Colonel Tan threw a petulant glance at the American man, bent to the ear of one his aides, then offered a hollow smile to the woman. "This is no way for friends to behave. It's Rebecca, isn't it? Please, Rebecca, understand the problem you are creating for yourself and your company."

Someone grabbed Shan by the arm and pulled him toward the truck where Yeshe and Feng still sat. "Colonel Tan says you must go. Now," the soldier insisted.

Shan let himself be led to the truck, but at the door pulled away to stare once more at the strange woman. She gave him a fleeting glance, then turned again and locked gazes with him as she realized perhaps that Shan was the only Chinese there without a uniform. Her green eyes had a wild, restless intelligence. A question appeared on her face. Before he could tell if it was directed toward him, he was pushed into the truck.

***

A file was already on his desk at the prison administration office. It had been delivered personally by Madame Ko, and was captioned "Known Hooligans/Lhadrung County." It was an old file, dog-eared from use, and was separated into four categories. Drug cultists was the first. It was a quaint notion, abandoned by the police in China's large cities years earlier, that drug use was driven by fanatic rituals. Youth gangs. The fifteen individuals listed were all over thirty years of age. Criminal recividists. The list included everyone in Lhadrung who had previously served time in a lao gai prison, nearly three hundred names. Cultural agitators. It was by far the longest list. For every name either a gompa or the label "unregistered" was listed. They were all monks. Many had been detained during the Thumb Riots five years earlier. A dozen of the unregistered monks had an added notation. Suspected purba. He puzzled over the label. A purba was a ceremonial dagger used in Tibetan rituals. He scanned to the end. No list for homicidal protector demons.
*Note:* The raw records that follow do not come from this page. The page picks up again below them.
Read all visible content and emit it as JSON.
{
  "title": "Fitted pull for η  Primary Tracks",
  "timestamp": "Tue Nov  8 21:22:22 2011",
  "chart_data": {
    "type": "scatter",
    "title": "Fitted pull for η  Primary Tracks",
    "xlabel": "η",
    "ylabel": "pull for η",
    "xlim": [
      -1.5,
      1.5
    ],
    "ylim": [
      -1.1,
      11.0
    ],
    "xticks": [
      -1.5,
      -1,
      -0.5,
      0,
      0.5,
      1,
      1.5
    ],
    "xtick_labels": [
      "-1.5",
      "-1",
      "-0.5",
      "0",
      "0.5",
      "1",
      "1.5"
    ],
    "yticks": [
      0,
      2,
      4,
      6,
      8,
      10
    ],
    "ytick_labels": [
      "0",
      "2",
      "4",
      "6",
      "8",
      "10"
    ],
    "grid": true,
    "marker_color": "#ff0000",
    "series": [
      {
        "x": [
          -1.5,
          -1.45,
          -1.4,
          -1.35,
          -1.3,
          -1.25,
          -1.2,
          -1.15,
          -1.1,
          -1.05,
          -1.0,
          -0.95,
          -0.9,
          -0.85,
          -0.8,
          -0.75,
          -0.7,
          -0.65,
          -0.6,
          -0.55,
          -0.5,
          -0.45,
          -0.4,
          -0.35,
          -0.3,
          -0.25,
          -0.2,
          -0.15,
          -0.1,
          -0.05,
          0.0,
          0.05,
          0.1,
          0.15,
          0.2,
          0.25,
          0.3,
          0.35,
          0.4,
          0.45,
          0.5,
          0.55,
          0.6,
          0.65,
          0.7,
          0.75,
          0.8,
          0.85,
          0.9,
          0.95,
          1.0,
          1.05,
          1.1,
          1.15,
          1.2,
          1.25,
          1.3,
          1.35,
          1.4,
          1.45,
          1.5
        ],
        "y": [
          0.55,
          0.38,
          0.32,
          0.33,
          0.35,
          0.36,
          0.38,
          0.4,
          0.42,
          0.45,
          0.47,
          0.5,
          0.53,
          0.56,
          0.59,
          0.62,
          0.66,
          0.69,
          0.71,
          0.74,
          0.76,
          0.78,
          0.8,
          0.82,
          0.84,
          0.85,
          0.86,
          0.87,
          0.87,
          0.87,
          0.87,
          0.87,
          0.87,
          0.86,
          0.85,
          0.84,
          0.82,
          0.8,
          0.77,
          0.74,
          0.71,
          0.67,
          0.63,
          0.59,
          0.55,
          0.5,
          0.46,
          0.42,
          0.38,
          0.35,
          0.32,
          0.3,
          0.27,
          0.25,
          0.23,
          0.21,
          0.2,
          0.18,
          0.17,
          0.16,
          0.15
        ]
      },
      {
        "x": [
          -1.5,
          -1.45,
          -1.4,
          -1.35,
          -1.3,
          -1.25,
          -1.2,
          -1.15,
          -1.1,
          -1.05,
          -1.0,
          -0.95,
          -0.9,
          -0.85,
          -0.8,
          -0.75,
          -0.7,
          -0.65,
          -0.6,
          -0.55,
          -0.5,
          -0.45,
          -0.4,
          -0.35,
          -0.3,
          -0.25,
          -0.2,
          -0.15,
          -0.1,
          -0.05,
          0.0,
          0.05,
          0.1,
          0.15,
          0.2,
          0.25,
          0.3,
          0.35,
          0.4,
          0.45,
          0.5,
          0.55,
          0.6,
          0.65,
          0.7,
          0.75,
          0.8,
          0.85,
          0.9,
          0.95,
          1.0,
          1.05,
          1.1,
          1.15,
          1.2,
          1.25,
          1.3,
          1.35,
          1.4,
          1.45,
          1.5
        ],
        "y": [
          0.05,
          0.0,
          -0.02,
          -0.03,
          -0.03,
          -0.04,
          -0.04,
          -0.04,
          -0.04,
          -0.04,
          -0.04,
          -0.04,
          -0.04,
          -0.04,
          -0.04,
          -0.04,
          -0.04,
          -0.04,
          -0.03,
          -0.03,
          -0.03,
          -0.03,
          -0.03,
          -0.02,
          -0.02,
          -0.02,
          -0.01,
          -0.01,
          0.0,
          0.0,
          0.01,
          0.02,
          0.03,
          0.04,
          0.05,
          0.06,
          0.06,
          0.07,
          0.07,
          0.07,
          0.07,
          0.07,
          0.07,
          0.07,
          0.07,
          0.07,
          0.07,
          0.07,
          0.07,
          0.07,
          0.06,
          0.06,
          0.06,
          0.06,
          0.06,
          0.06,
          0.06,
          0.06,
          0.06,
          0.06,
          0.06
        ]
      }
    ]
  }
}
He picked up the phone. Madame Ko answered on the third ring. "Tell the colonel there will need to be more autopsy work."

"Autopsy?"

"He'll need to tell Dr. Sung at the clinic about it."

"Wish I had known," she sighed. "I just got back from there."

"You went to the clinic?"

"He had me make a delivery. I just walked over there. All wrapped up in newspaper and plastic bags. Said he wanted her cabbage to stay fresh."

Shan stared at the receiver. "Thank you, Madame Ko," he mumbled.

"You're welcome, Xiao Shan," she said brightly, and hung up.

Xiao Shan. The words brought a sudden loneliness. He had not heard them for years. It was what his grandmother called him, the old-style form of address for a younger person. Little Shan.

He found himself staring out into the central office at a worker sharpening pencils. He had forgotten about sharpening pencils and the thousand other tiny acts that made up a day on the outside. He clenched his jaw, fighting back the question that no prisoner in the gulag dared ask: Was he capable of ever having a life on the outside again? Not would he be released, for every prisoner had to believe he would someday be released, but who would he be when he was released? Everyone knew stories of former prisoners who never adjusted, who were too scared to leave their beds, or who stayed bent forever as if chained, like the horse, which, once hobbled, never tries to run again. Why were there never stories of prisoners who succeeded after release? Perhaps because it was so hard to understand what success was for a survivor of the gulag. Shan remembered Choje's last words to Lokesh, after thirty years of sharing a prison hut. "You must teach yourself to be you again," Choje had said, as Lokesh cried on his shoulder.